Many libraries are eagerly digitizing their materials and making them accessible online. This enthusiasm often stems from patrons, who are excited to make use of the resources on the internet, or from administrators, who are intent on elevating the library’s public profile.
But the push for digitization often puts pressure on library staff to make digital objects available before they have been properly prepared. This can turn into a numbers game in which the quantity of the images becomes more important than the quality of the descriptive metadata attached to them. This can result in images that are either minimally described or else tagged with whimsical, crowdsourced descriptors. While these might seem quick, easy, and convenient solutions, they do not make the images as findable as they would be with authoritative, consistent, and detailed (low-level) metadata.
Here is one way to look at it: The quality of metadata is inversely proportional to the speed with which digital objects can be uploaded and published online. The more detailed and descriptive the metadata, the longer each record takes to complete and process. Less detailed descriptions take less time to create, and the records can be ingested more quickly by the repository’s digital asset management system.
Simply put, records with broad or general (high-level) descriptions populate the database faster. This may work for born-digital records in some collections, but it is not really feasible for extensive collections of historical photographs, where each image is unique and an item-level description is desirable or required. Minimal descriptors may work for smaller photographic collections, but maintaining this standard will have an adverse effect as the collection grows.
Retrieving the best images
The findability of items in a large collection is directly proportional to the level of description for each digital object. This might seem like a no-brainer, but if description is to be consistent throughout the database, the ultimate size of the collection should be taken into account at the outset when the depth of description is standardized.
A researcher can effortlessly wade through a small collection with only a few descriptors; a results list of 10 hits in a database of 100 records is easily reviewed. The researcher who obtains longer results, however, will have a proportionally more difficult time identifying the material he is looking for.
For example, 1,000 records will yield 100 hits; 50,000 records will yield 5,000 hits; and so on. In an online environment, users will click their way through the hits. You can recommend narrowing the search terms, but if the metadata is at a high level, the chances of refining the search successfully are minimal.
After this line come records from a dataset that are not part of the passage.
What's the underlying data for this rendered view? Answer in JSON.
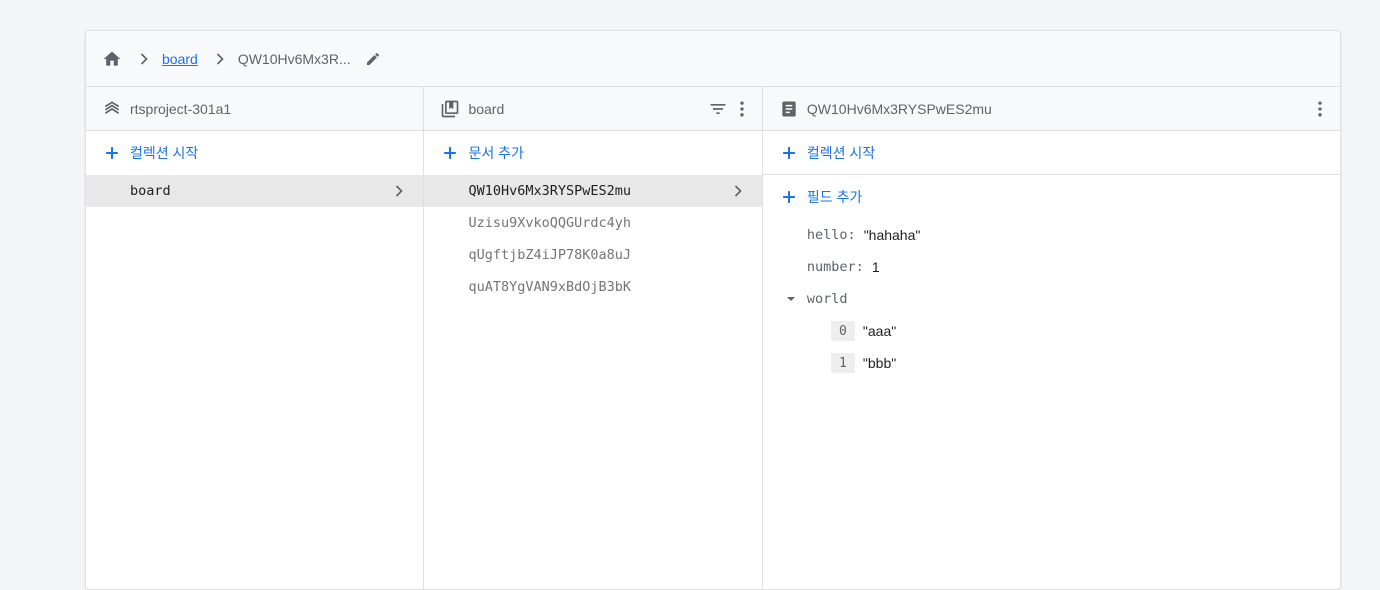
{
  "breadcrumb": {
    "collection": "board",
    "document": "QW10Hv6Mx3R..."
  },
  "columns": {
    "root": {
      "title": "rtsproject-301a1",
      "add_label": "컬렉션 시작",
      "items": [
        "board"
      ]
    },
    "collection": {
      "title": "board",
      "add_label": "문서 추가",
      "items": [
        "QW10Hv6Mx3RYSPwES2mu",
        "Uzisu9XvkoQQGUrdc4yh",
        "qUgftjbZ4iJP78K0a8uJ",
        "quAT8YgVAN9xBdOjB3bK"
      ]
    },
    "document": {
      "title": "QW10Hv6Mx3RYSPwES2mu",
      "add_collection_label": "컬렉션 시작",
      "add_field_label": "필드 추가",
      "fields": {
        "hello_key": "hello:",
        "hello_val": "\"hahaha\"",
        "number_key": "number:",
        "number_val": "1",
        "world_key": "world",
        "world_items": [
          {
            "index": "0",
            "value": "\"aaa\""
          },
          {
            "index": "1",
            "value": "\"bbb\""
          }
        ]
      }
    }
  },
  "colors": {
    "accent": "#1a73e8",
    "selected": "#e8e8e8"
  }
}
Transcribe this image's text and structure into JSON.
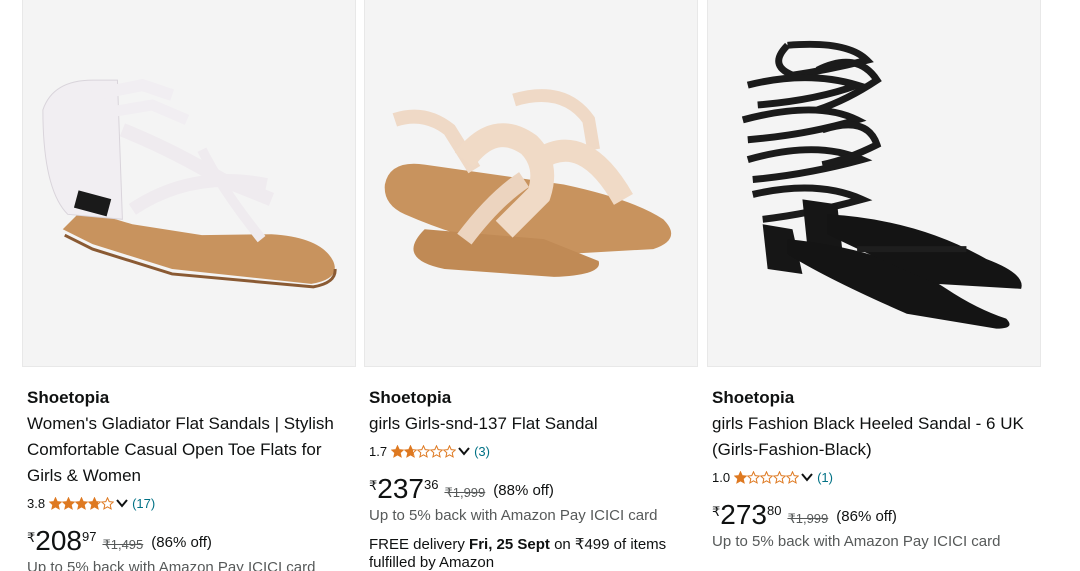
{
  "products": [
    {
      "brand": "Shoetopia",
      "title": "Women's Gladiator Flat Sandals | Stylish Comfortable Casual Open Toe Flats for Girls & Women",
      "rating": "3.8",
      "stars": 3.8,
      "review_count": "(17)",
      "currency": "₹",
      "price_whole": "208",
      "price_fraction": "97",
      "mrp": "₹1,495",
      "discount": "(86% off)",
      "cashback": "Up to 5% back with Amazon Pay ICICI card"
    },
    {
      "brand": "Shoetopia",
      "title": "girls Girls-snd-137 Flat Sandal",
      "rating": "1.7",
      "stars": 1.7,
      "review_count": "(3)",
      "currency": "₹",
      "price_whole": "237",
      "price_fraction": "36",
      "mrp": "₹1,999",
      "discount": "(88% off)",
      "cashback": "Up to 5% back with Amazon Pay ICICI card",
      "delivery_prefix": "FREE delivery",
      "delivery_date": "Fri, 25 Sept",
      "delivery_suffix": "on ₹499 of items fulfilled by Amazon"
    },
    {
      "brand": "Shoetopia",
      "title": "girls Fashion Black Heeled Sandal - 6 UK (Girls-Fashion-Black)",
      "rating": "1.0",
      "stars": 1.0,
      "review_count": "(1)",
      "currency": "₹",
      "price_whole": "273",
      "price_fraction": "80",
      "mrp": "₹1,999",
      "discount": "(86% off)",
      "cashback": "Up to 5% back with Amazon Pay ICICI card"
    }
  ],
  "colors": {
    "star": "#de7921",
    "link": "#007185",
    "muted": "#565959"
  },
  "icons": {
    "rating_dropdown": "chevron-down-icon",
    "star": "star-icon"
  }
}
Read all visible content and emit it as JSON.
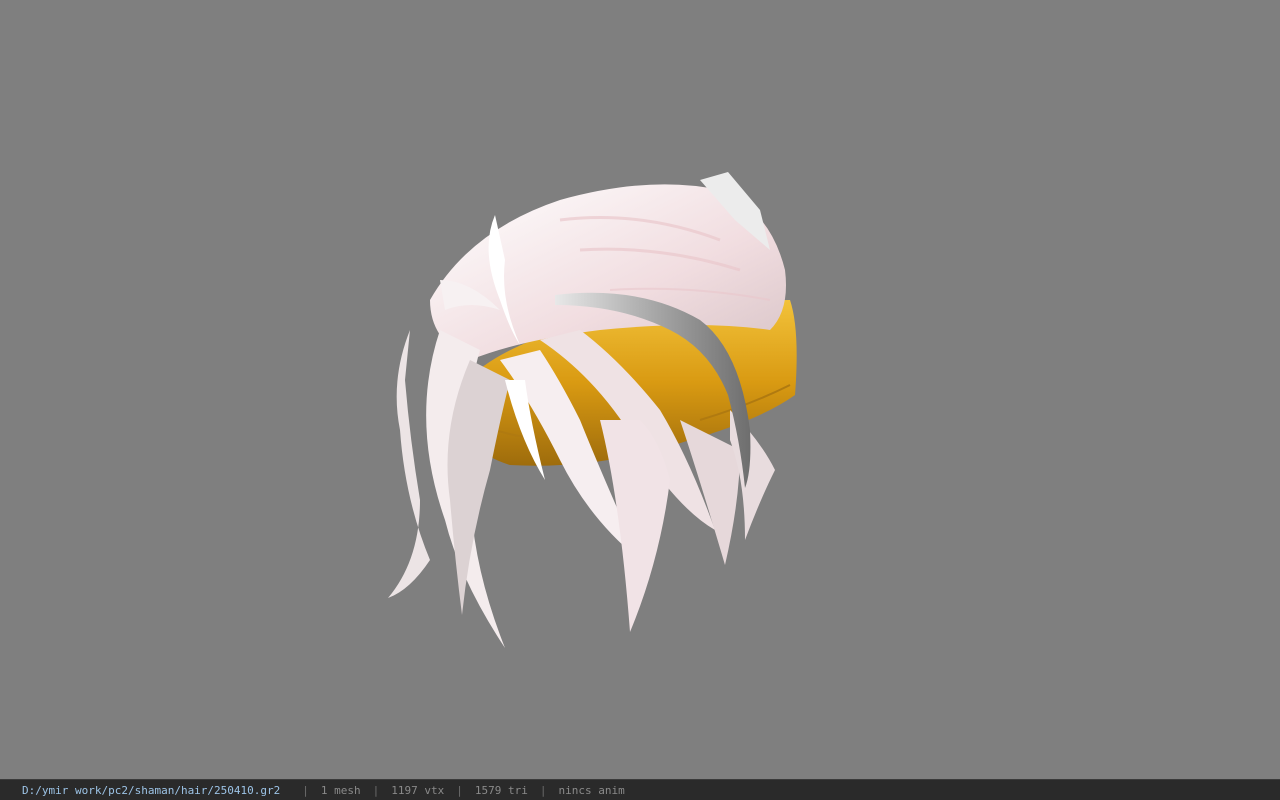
{
  "viewport": {
    "background_color": "#7f7f7f",
    "model": "stylized white hair with gold band and silver hairpin"
  },
  "statusbar": {
    "file_path": "D:/ymir work/pc2/shaman/hair/250410.gr2",
    "separator": "|",
    "mesh_count": "1 mesh",
    "vertex_count": "1197 vtx",
    "triangle_count": "1579 tri",
    "anim_status": "nincs anim"
  },
  "colors": {
    "hair": "#f3e6e8",
    "hair_shadow": "#c9b7ba",
    "band": "#e0a719",
    "band_shadow": "#a87510",
    "pin": "#b9b9b9"
  }
}
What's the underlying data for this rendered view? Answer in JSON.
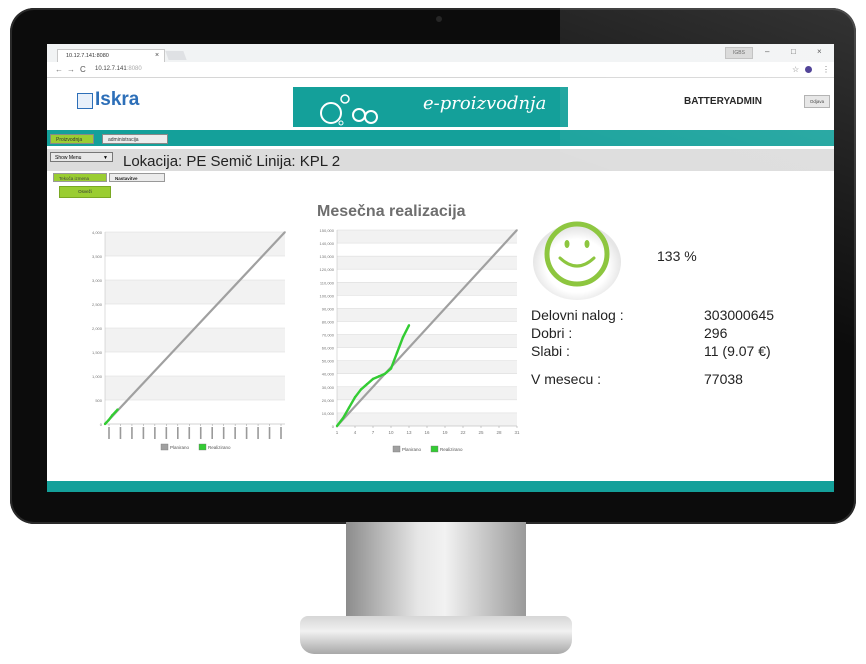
{
  "browser": {
    "tab_title": "10.12.7.141:8080",
    "tab_close": "×",
    "window_badge": "IGBS",
    "minimize": "–",
    "maximize": "□",
    "close": "×",
    "back": "←",
    "forward": "→",
    "reload": "C",
    "url_host": "10.12.7.141",
    "url_port": ":8080",
    "bookmark": "☆",
    "menu": "⋮"
  },
  "header": {
    "logo_text": "Iskra",
    "banner_title": "e-proizvodnja",
    "user": "BATTERYADMIN",
    "logout": "Odjava"
  },
  "nav": {
    "tabs": [
      "Proizvodnja",
      "administracija"
    ]
  },
  "toolbar": {
    "show_menu": "Show Menu",
    "caret": "▼",
    "location": "Lokacija: PE Semič Linija: KPL 2"
  },
  "subnav": {
    "tabs": [
      "Tekoča izmena",
      "Nastavitve"
    ],
    "button": "Osveži"
  },
  "chart_data": [
    {
      "type": "line",
      "title": "",
      "y_ticks": [
        "4,000",
        "3,500",
        "3,000",
        "2,500",
        "2,000",
        "1,500",
        "1,000",
        "500",
        "0"
      ],
      "ylim": [
        0,
        4000
      ],
      "grid": true,
      "legend": "bottom",
      "series": [
        {
          "name": "Planirano",
          "color": "#a0a0a0",
          "points": [
            [
              0,
              0
            ],
            [
              1,
              4000
            ]
          ]
        },
        {
          "name": "Realizirano",
          "color": "#33cc33",
          "points": [
            [
              0,
              0
            ],
            [
              0.02,
              80
            ],
            [
              0.04,
              180
            ],
            [
              0.06,
              260
            ],
            [
              0.07,
              300
            ]
          ]
        }
      ]
    },
    {
      "type": "line",
      "title": "Mesečna realizacija",
      "y_ticks": [
        "150,000",
        "140,000",
        "130,000",
        "120,000",
        "110,000",
        "100,000",
        "90,000",
        "80,000",
        "70,000",
        "60,000",
        "50,000",
        "40,000",
        "30,000",
        "20,000",
        "10,000",
        "0"
      ],
      "x_ticks": [
        "1",
        "4",
        "7",
        "10",
        "13",
        "16",
        "19",
        "22",
        "25",
        "28",
        "31"
      ],
      "xlim": [
        1,
        31
      ],
      "ylim": [
        0,
        150000
      ],
      "grid": true,
      "legend": "bottom",
      "series": [
        {
          "name": "Planirano",
          "color": "#a0a0a0",
          "points": [
            [
              1,
              0
            ],
            [
              31,
              150000
            ]
          ]
        },
        {
          "name": "Realizirano",
          "color": "#33cc33",
          "points": [
            [
              1,
              0
            ],
            [
              2,
              6000
            ],
            [
              3,
              14000
            ],
            [
              4,
              22000
            ],
            [
              5,
              28000
            ],
            [
              6,
              32000
            ],
            [
              7,
              36000
            ],
            [
              8,
              38000
            ],
            [
              9,
              40000
            ],
            [
              10,
              44000
            ],
            [
              11,
              56000
            ],
            [
              12,
              68000
            ],
            [
              13,
              77038
            ]
          ]
        }
      ]
    }
  ],
  "summary": {
    "percent": "133 %",
    "rows": [
      {
        "label": "Delovni nalog :",
        "value": "303000645"
      },
      {
        "label": "Dobri :",
        "value": "296"
      },
      {
        "label": "Slabi :",
        "value": "11 (9.07 €)"
      },
      {
        "label": "V mesecu :",
        "value": "77038"
      }
    ],
    "smiley_color": "#8dc63f"
  }
}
Even if you are planning to digitize a small collection, you should give serious consideration to implementing low-level descriptive standards. Collections often grow or merge unexpectedly, or they can become associated with others as part of repository-wide or regional collections. What’s more important, you will have consistent descriptive standards at the outset, without needing to go back and edit or redescribe everything. In this type of federated environment, insisting on detailed descriptive standards throughout your institution will permit you to collate items from various collections into one results set. Using hyperlinked descriptors (keywords or subject headings) pulled from controlled vocabulary lists makes this all the more meaningful by grouping together similar records. The more descriptors, the better the functionality and the findability.
The folly of crowdsourcing
Finally, crowdsourcing can be used as a supplement to well-described metadata, but it should never be considered as a replacement or the standard for an entire collection. Though it presents an alluring, interactive vision, crowdsourcing offers little to increase the findability of records within a database.
An informal, unscientific survey that I conducted via the Society of American Archivists metadata discussion list revealed that only a handful of institutions with large photograph collections used crowdsourcing (fewer than I expected). When I examined these, I could not find many comments or tags. Even though I had specifically requested examples of collections that were not hosted on social media sites like Flickr, survey respondents inevitably offered social media sites as crowdsourcing examples. Even in large Flickr collections, when images lacked in-depth description, they also lacked meaningful comment and were untagged. This indicates to me that without an adequate level of description, the images were not accessible or findable by those who wished to participate.
Often, when users did comment on images, they did so without providing useful information that might help to identify or describe the people or places depicted. I found comments like “Great photo!” or “Nice hair,” but little else that added to the description. The most successful crowdsourcing initiatives were sites with small subsets of images that consisted of “mystery photos” or photos needing identification. These were always small, manageable groups that users could easily wade through. Crowdsourcing gets those users who are predisposed to participate interested and invested in the project, which is a good thing. But, at least for now, it does little to advance description and access. Crowdsourcing should be considered nothing more than added value.
And so, while the quality of metadata is inversely proportional to the speed of processing, the findability of images in a large photographic collection is directly proportional to the level of description applied to each record. Item-level records in a large collection with little or no descriptive metadata are of little use to anyone, even to willing participants in crowdsourcing efforts. In order for photographs to be useful to researchers, they must be described adequately. As a result, low-level descriptive standards should be put in place before the launch of any potentially large online digital photograph collection—regardless of the extra time involved.